In each case and especially in cases where the modularization continues over categories, the enterprise and what it can do is constrained.

This is bad. Any dimension of the enterprise has less intrinsic agility. It also has structural inefficiencies, in part because it has to maintain so many ontologically distinct functions in each of the entities, and worry about how they interface. Modules mean interfaces.

There cannot be a global story that everyone understands and how they can add value to the story. These inefficiencies are very serious. We looked at military systems for example (because we could) and the numbers are astonishing.

An ideal would be a situation where enterprise strategists could decide when and where to have boundaries so as to pick the tradeoffs. And then once things got going, the strategist or manager or collaborative could shift, soften and harden these boundaries as they learned more about what they are doing.

A Vision of the Future

What to do about this; critical mass for disruption.

If we were going to innovate in this space, we don’t necessarily have to defeat this modularization. I think we can in ways that matter by employing ‘value features,’ but that is the subject of another post. All we have to do is loosen the boundaries among the modules a bit and uncouple the modularization classes.

For example, there is no reason other than tradition that the management of capital is tied to the production metrics of the supply chain. We know how to adapt the technical and management infrastructure to relax this binding.

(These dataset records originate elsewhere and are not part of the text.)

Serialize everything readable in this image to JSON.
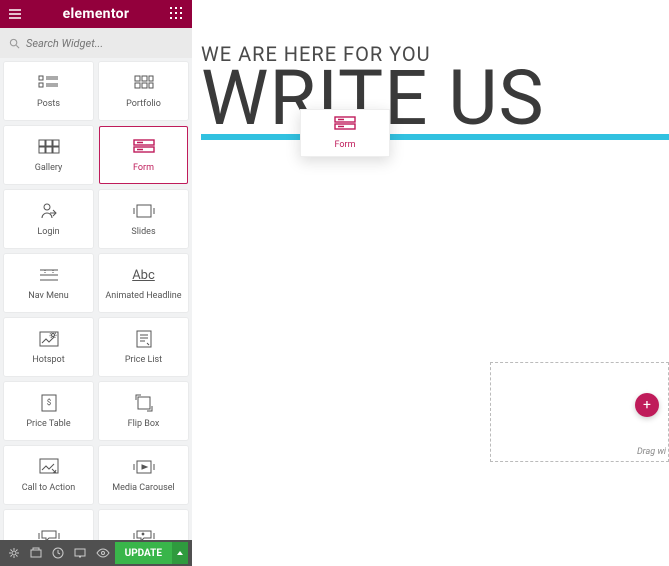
{
  "brand": "elementor",
  "search": {
    "placeholder": "Search Widget..."
  },
  "widgets": [
    {
      "id": "posts",
      "label": "Posts"
    },
    {
      "id": "portfolio",
      "label": "Portfolio"
    },
    {
      "id": "gallery",
      "label": "Gallery"
    },
    {
      "id": "form",
      "label": "Form",
      "active": true
    },
    {
      "id": "login",
      "label": "Login"
    },
    {
      "id": "slides",
      "label": "Slides"
    },
    {
      "id": "nav-menu",
      "label": "Nav Menu"
    },
    {
      "id": "animated-headline",
      "label": "Animated Headline",
      "alt": "Abc"
    },
    {
      "id": "hotspot",
      "label": "Hotspot"
    },
    {
      "id": "price-list",
      "label": "Price List"
    },
    {
      "id": "price-table",
      "label": "Price Table"
    },
    {
      "id": "flip-box",
      "label": "Flip Box"
    },
    {
      "id": "call-to-action",
      "label": "Call to Action"
    },
    {
      "id": "media-carousel",
      "label": "Media Carousel"
    },
    {
      "id": "testimonial",
      "label": ""
    },
    {
      "id": "reviews",
      "label": ""
    }
  ],
  "footer": {
    "update": "UPDATE"
  },
  "hero": {
    "sub": "WE ARE HERE FOR YOU",
    "big": "WRITE US"
  },
  "dragging": {
    "label": "Form"
  },
  "dropzone": {
    "hint": "Drag wi"
  },
  "colors": {
    "brand": "#93003c",
    "accent": "#bf1b5a",
    "cyan": "#31c1e0",
    "green": "#39b54a"
  }
}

A more general vision would allow the decoupling of these modularizations one to another. This would make it more possible to think in whole system terms, to allow strategic managers greater flexibility in how they do things and set the stage for a new approach to value. In particular, we need a way to model it and incidentally measure it.

But this turns out to be hard, hard, hard. We spent boatloads of money at DARPA on things at the fringe of this.

However, things are different now. I think with these new foundations in geometric logics and situation theory we finally have what we need to disrupt production systems by relaxing these constraints. I’ll make it happen somehow.

Back to Dediu

He’s right that automobile manufacturing and sales is ripe for disruption, and that Tesla isn’t the one to do it. Also, I think he is dead on that the enabler here is the production system. Except for some relatively small innovations in the supply chain this hasn’t changed in 100 years. But he is on the wrong track with the solution being modularization. It is the problem, not the solution. His misdirection is understandable because you really have to have been working in this area to even see what it is. So much of it is invisible to the consumer.

The disruptive production systems of the future will have universal semantics that mitigate divisions.